After a bit more riding I passed a guy who was ahead of me in the race and I had been chasing for days and days. It gave me a big boost and I pushed a little harder, although he stuck to my wheel and passed me back. The track was undulating and parts were too steep and rocky to ride, he would run a bit so I did the same – we were racing and I started to feel brilliant. I pushed harder and dropped him on a fast downhill section. I kept pedaling hard and tried to pull out whatever I could time wise. The course went up and down quite a bit, through some open singletrack and then into a forest where the track was new and muddy. It was a real grind and hard to pedal, although I knew we were close to the checkpoint so kept pushing. I was wishing for some nice technical singletrack downhill, as that is where I seem to make up the most time on just about all the riders. It took a while to come, but I did eventually reach some and what a descent it was! Not quite singletrack, but super rocky and steep with lots of drops and really slippery. It was a challenge to ride, but much quicker than walking down. I was loving it and rode it all pretty well, passing more people on the way down and eventually hit the bottom where the stage timing ended.
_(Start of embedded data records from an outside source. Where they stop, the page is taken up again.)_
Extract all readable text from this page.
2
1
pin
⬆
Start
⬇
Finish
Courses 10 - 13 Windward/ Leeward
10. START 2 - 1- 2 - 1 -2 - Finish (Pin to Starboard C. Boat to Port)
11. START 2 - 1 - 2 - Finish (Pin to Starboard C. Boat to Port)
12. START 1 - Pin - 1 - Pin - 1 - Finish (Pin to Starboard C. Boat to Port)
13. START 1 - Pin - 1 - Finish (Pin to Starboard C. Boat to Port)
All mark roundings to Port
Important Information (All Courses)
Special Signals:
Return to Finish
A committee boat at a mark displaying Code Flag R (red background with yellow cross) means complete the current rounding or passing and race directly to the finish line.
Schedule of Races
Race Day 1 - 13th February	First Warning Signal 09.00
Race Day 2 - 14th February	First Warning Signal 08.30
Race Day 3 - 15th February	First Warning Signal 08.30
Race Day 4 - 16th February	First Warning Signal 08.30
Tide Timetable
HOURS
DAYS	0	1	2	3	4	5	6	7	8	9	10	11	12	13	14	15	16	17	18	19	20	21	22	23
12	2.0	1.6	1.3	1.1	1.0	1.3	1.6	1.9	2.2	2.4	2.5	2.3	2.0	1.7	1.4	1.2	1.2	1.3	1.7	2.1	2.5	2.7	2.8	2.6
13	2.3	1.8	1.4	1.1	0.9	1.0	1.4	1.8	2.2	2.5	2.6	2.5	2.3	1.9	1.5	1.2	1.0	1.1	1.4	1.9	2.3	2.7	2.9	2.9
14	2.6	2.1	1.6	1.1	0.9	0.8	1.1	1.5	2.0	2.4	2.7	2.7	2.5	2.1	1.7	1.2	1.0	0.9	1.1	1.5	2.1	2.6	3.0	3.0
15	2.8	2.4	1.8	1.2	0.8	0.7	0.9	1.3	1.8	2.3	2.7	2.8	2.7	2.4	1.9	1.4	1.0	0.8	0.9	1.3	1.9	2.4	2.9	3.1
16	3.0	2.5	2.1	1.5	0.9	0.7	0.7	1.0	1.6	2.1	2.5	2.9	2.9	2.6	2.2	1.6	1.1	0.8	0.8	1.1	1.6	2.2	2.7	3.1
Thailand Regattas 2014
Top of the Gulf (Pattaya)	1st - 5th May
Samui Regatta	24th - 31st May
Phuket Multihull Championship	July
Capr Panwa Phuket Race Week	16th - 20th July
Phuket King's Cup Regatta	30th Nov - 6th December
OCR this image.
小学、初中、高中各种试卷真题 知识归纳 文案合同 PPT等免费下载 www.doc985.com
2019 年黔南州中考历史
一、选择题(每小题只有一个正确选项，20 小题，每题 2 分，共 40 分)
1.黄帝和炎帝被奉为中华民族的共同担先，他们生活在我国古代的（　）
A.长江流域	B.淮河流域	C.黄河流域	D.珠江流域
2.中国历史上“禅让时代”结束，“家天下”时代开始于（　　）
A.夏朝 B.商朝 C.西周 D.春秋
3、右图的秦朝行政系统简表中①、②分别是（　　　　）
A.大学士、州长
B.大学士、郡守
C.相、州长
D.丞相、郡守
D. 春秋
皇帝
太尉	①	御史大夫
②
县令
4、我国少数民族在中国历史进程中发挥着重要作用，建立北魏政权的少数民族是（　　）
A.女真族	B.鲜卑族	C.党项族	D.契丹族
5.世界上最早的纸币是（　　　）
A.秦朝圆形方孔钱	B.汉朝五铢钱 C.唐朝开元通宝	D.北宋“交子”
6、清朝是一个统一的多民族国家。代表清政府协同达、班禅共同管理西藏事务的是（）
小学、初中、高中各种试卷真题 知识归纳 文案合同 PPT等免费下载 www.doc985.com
It was just a steady 6km pedal uphill to the base camp where Ben was waiting. He is a massive help on any day, but in such crap weather he is even more important. I was able to get a shower and clean myself while he saw to the bike and checked it all over. Amazingly all that was needed, other than a good clean was a fresh set of brake pads – the Rocky Mountain Element is amazing me every day with what it ride and how it deals with all the punishment.
Tomorrow the forecast is dry, but the stage looks really tough. There might also be a few mines to ride through, so I’ll be needing my Exposure Lights Diablo that I have brought. Fun times!